Rectovaginal fistulas (RVFs) and anovaginal fistulas (AVFs) frequently result from obstetric trauma. These fistulas are frequently found in undeveloped countries where prolonged obstructed labor leading to pressure necrosis is more common. They also occur following an unsuccessful primary repair of a third or fourth degree laceration, from unrecognized injury at the time of vaginal delivery, and from episiotomy infection with formation of a fistulous tract.
RVFs may also result from difficult hysterectomies, especially those performed for severe endometriosis with involvement or obliteration of the posterior cul-de-sac (pouch of Douglas), and from surgical procedures involving the posterior vaginal wall, perineum, anus, and rectum. Inflammatory bowel disease, such as Crohn's disease and ulcerative colitis, is another important cause of RVFs in women . In elderly women, RVFs can occur as the result of diverticulitis, colon cancer, or fecal impaction. Vaginal trauma, induced by a retained foreign body such as a Pessary can also result in RVFs . In addition, operative procedures that incorporate the use of transvaginal and perineal mesh placement to repair pelvic organ prolapse have resulted in rectovaginal fistula .
Fistula-in-ano describes a communication between the anal canal and the perianal skin or perineum. These fistulas are typically initiated by an infection such as an anal abscess, trauma, anal fissure, or Crohn's disease, or as a complication of episiotomy . Anatomically, the fistula may originate anywhere below the dentate line internally and exists externally along the perianal skin or perineum. Histologically, fistula-in-ano differs from AVFs in that the fistulous tract is typically lined with chronically inflamed granulation tissue, rather than the epithelialized tract typical of anovaginal and RVFs.

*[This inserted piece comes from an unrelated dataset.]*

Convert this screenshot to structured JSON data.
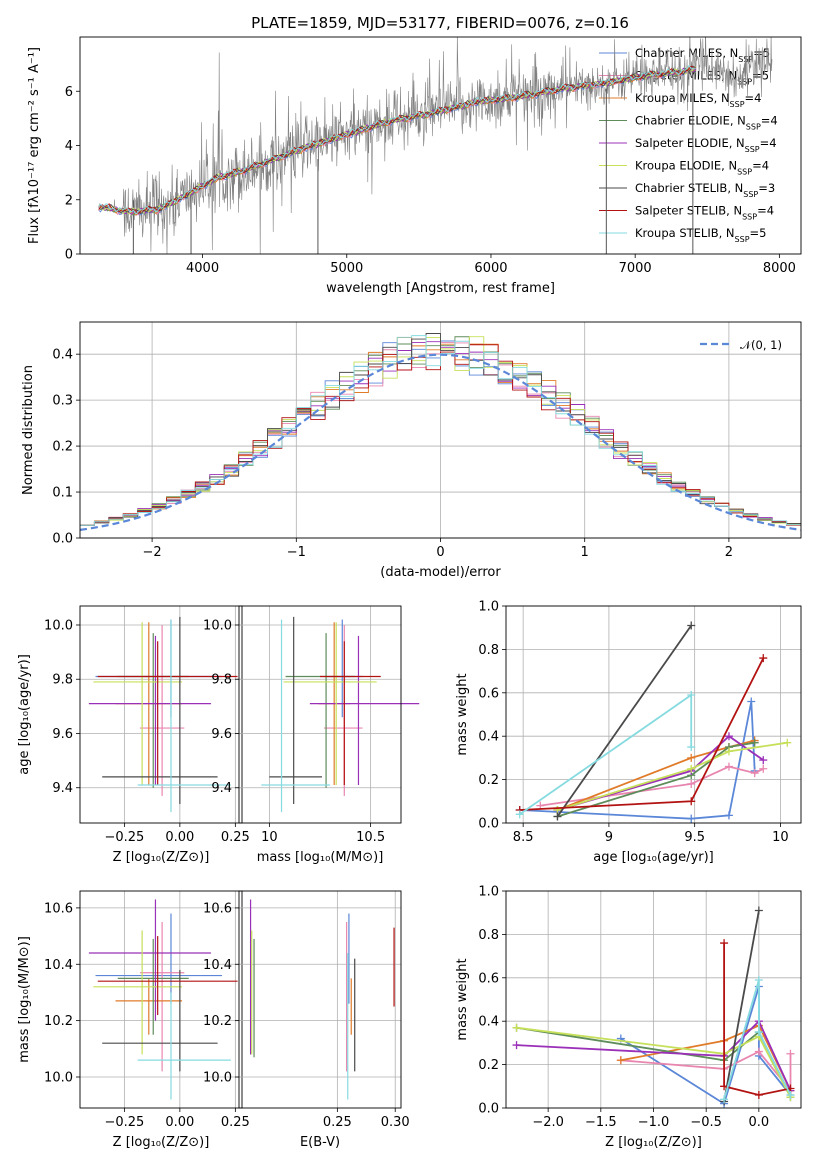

Women suffering from anovaginal (AVFs) or rectovaginal fistulas (RVFs) present with complaints of uncontrollable passage of gas or feces from the vagina. A malodorous vaginal discharge and fecal soiling of the undergarments are also common complaints. Symptoms may be more pronounced when bowel movements are loose. Occasionally, a small fistula may be asymptomatic. It is important to inquire about fecal urgency and fecal incontinence associated with urgency as this often suggests that the external anal sphincter is also disrupted. (See "Delayed surgical management of the disrupted anal sphincter".)
Clinically, fistula-in-ano differs from AVF and RVF in that rectal and/or vaginal pain is a prominent symptom with fistula-in-ano, and may reflect its chronic inflammatory etiology. It is characterized by chronic purulent drainage or cyclical pain. Palpation of the fistula tract is very uncomfortable for the patient with a fistula-in-ano, in contrast to the relatively painless tract of a rectovaginal or anovaginal fistula. The course of a fistula-in-ano can be complex and circuitous with one or more blind sinus tracts. Their location is usually lateral from the midline, whereas most AVFs and RVFs are located close to the midline (related to their obstetric origin).